How to scale the project: Maker Education

The ideas behind th eproject were influenced by the current trends on Maker education:

Every child a maker – http://makered.org following the idea that if pupils are makers they are more actively engaged.  In this project, such making is facilitated by computer programming to create and play digital games (produce artefacts).

Maker Education is associated with STEM (Science, Technology, Engineering, Mathematics) or STEAM (Science, Technology, Engineering, Arts, Mathematics) learning. Its often based on learning that relies upon hands-on, often collaborative, learning experiences as a method for solving authentic problems. People who participate in ’making’ often call themselves ’makers’. In schools, maker education is often associated with the notion of “failing forward,” or the idea that mistake-based learning is crucial to the learning process and eventual success of a project.

Since 2005, Maker Education has gained momentum in schools around the world and has gathered academic interest. Paulo Blikstein of Stanford University and Dennis Krannich of the University Bremen, in Germany, state that, “Digital fabrication and ‘making,’ and the positive social movement around them, could be an unprecedented opportunity for educators to advance a progressive educational agenda in which project-based, interest-driven, student-centered learning are at the center stage of students’ educational experiences.”

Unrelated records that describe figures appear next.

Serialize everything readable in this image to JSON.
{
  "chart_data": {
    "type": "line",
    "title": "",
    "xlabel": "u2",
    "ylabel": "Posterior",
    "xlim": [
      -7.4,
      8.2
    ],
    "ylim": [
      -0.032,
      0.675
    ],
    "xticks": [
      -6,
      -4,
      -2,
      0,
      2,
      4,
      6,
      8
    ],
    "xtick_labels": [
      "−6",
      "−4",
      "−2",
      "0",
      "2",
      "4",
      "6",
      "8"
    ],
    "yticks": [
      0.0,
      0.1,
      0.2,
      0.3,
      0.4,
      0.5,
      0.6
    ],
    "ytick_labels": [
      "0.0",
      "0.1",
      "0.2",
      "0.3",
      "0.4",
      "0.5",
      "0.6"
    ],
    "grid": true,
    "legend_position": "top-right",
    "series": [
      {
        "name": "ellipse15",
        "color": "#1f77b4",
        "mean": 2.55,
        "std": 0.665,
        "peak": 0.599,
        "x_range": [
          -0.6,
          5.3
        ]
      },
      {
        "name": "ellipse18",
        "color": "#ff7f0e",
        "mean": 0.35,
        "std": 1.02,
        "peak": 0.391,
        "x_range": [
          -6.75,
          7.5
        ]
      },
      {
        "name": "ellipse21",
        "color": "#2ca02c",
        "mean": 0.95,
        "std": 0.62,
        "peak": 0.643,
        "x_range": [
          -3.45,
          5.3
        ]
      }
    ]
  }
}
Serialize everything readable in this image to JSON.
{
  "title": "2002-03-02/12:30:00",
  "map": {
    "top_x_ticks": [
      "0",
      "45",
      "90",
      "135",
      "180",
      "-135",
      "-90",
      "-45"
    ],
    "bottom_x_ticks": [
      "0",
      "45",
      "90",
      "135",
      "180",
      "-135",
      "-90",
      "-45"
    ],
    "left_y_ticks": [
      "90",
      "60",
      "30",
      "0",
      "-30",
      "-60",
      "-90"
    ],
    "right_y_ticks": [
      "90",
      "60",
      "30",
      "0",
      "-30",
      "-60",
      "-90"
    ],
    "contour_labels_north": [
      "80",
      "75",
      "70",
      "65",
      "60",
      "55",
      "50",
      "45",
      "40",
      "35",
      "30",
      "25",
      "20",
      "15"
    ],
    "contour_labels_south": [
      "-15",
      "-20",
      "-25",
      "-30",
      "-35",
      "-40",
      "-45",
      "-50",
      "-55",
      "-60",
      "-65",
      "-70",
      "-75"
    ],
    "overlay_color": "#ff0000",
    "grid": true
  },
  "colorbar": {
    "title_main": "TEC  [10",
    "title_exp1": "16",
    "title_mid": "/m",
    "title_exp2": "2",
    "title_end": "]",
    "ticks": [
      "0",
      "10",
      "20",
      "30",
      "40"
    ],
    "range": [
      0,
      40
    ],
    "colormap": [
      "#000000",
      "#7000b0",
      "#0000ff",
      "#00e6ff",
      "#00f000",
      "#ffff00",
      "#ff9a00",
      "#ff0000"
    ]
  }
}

Maker Education is gaining momentum in Sweden with the following initiatives:

Makerskola

This project has seen good results in designing distributed learning models, where teachers collaboratively learn on specific subject matters. In situations where much new knowledge is needed, such as in the implementation of new curricula, such methodology for teacher training seems to be particularly valuable.

With its third year coming, MakeDays is a Swedish conference and workshop series where teachers and school management learn about pogramming, games, maker culture and associated domains. An annual gathering on a common topic builds community, spreads knowledge and strengthens active schools.

Google Hangouts

These can be used to facilitate training/meeting between colleagues. In the Makerskola project, teachers from different schools have joined together in facilitated google hangouts, in which they collaborate and share. Here technology is important, but the facilitation and organisaton of the activity is even more important, and something that teachers themselves have a hard time managing.